One of the biggest players in the publishing industry in post-war Philippines was Hans Menzi, a Brigadier General in the air force. He owned many businesses in agricultural and publishing sector. During Marcos' first presidential term, Menzi served as his military aide. Menzi was the publisher of Manila Daily Bulletin, the largest and most extensive English daily during the Marcos administration. Some of its successes include accounting for almost half of the total advertisements of the top seven dailies. Menzi's publishing empire consisted of Panorama, the Sunday magazine of the Bulletin, the daily Tempo, Balita, WHO, Liwayway, Bisaya, Banawag, and Song Cavalcade and Top Melodies magazines. Menzi was also the general manager of a high-quality pulp and paper mill which supplied the paper needs of the newspaper industry.

When Marcos declared Martial Law, he ordered the shutdown of media establishments, and arrested journalists labelled 'subversives'. However, Menzi's Manila Daily Bulletin was allowed to resume publication, on the conditions that Menzi reduces his shares of the company, and that the publication take on a new name.
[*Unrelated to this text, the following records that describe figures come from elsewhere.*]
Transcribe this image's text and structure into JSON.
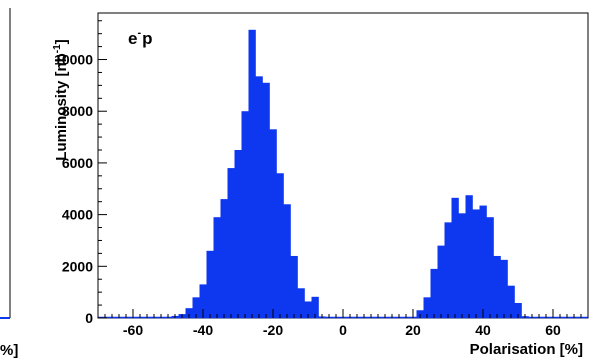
{
  "chart_data": {
    "type": "bar",
    "annotation": {
      "base": "e",
      "superscript": "-",
      "suffix": "p"
    },
    "ylabel": {
      "base": "Luminosity [nb",
      "superscript": "-1",
      "suffix": "]"
    },
    "xlabel": "Polarisation [%]",
    "left_panel_fragment_label": "%]",
    "xlim": [
      -70,
      70
    ],
    "ylim": [
      0,
      11800
    ],
    "x_ticks": [
      -60,
      -40,
      -20,
      0,
      20,
      40,
      60
    ],
    "y_ticks": [
      0,
      2000,
      4000,
      6000,
      8000,
      10000
    ],
    "bin_width": 2,
    "grid": false,
    "bar_color": "#0e37f0",
    "bins": [
      {
        "x": -50,
        "y": 40
      },
      {
        "x": -48,
        "y": 80
      },
      {
        "x": -46,
        "y": 150
      },
      {
        "x": -44,
        "y": 380
      },
      {
        "x": -42,
        "y": 800
      },
      {
        "x": -40,
        "y": 1300
      },
      {
        "x": -38,
        "y": 2600
      },
      {
        "x": -36,
        "y": 3900
      },
      {
        "x": -34,
        "y": 4600
      },
      {
        "x": -32,
        "y": 5800
      },
      {
        "x": -30,
        "y": 6500
      },
      {
        "x": -28,
        "y": 8000
      },
      {
        "x": -26,
        "y": 11150
      },
      {
        "x": -24,
        "y": 9350
      },
      {
        "x": -22,
        "y": 9100
      },
      {
        "x": -20,
        "y": 7300
      },
      {
        "x": -18,
        "y": 5600
      },
      {
        "x": -16,
        "y": 4400
      },
      {
        "x": -14,
        "y": 2400
      },
      {
        "x": -12,
        "y": 1150
      },
      {
        "x": -10,
        "y": 640
      },
      {
        "x": -8,
        "y": 820
      },
      {
        "x": -6,
        "y": 60
      },
      {
        "x": -4,
        "y": 30
      },
      {
        "x": 20,
        "y": 30
      },
      {
        "x": 22,
        "y": 300
      },
      {
        "x": 24,
        "y": 800
      },
      {
        "x": 26,
        "y": 1900
      },
      {
        "x": 28,
        "y": 2800
      },
      {
        "x": 30,
        "y": 3700
      },
      {
        "x": 32,
        "y": 4650
      },
      {
        "x": 34,
        "y": 4050
      },
      {
        "x": 36,
        "y": 4750
      },
      {
        "x": 38,
        "y": 4200
      },
      {
        "x": 40,
        "y": 4350
      },
      {
        "x": 42,
        "y": 3900
      },
      {
        "x": 44,
        "y": 2400
      },
      {
        "x": 46,
        "y": 2250
      },
      {
        "x": 48,
        "y": 1250
      },
      {
        "x": 50,
        "y": 580
      },
      {
        "x": 52,
        "y": 70
      }
    ]
  }
}
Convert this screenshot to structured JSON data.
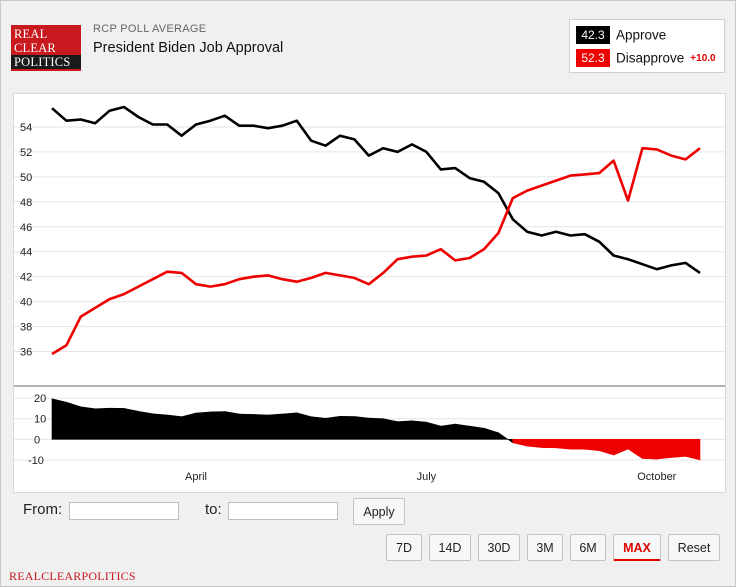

Menzi presented several nameplates and logos to the President, and Marcos chose Bulletin Today, as it 'depicts the New Society'.

Rolando Gapud, a financial advisor of Marcos, arranged the take over of Menzi's corporations. They were able to take over Menzi's business interests in three stages:
- purchase of shares through nominees after the imposition of Martial Law in 1972;
- transfer of Menzi's interests through Hans Menzi Holdings & Management Inc. in 1983, engineered by Gapud; and
- acquisition of the bulk of Menzi's estate through an anomalous purchase in 1985 by Marcos agents

Through these steps, Marcos acquired 75% of Bulletin Publishing Corporation and 92% of Liwayway Publishing Corporation.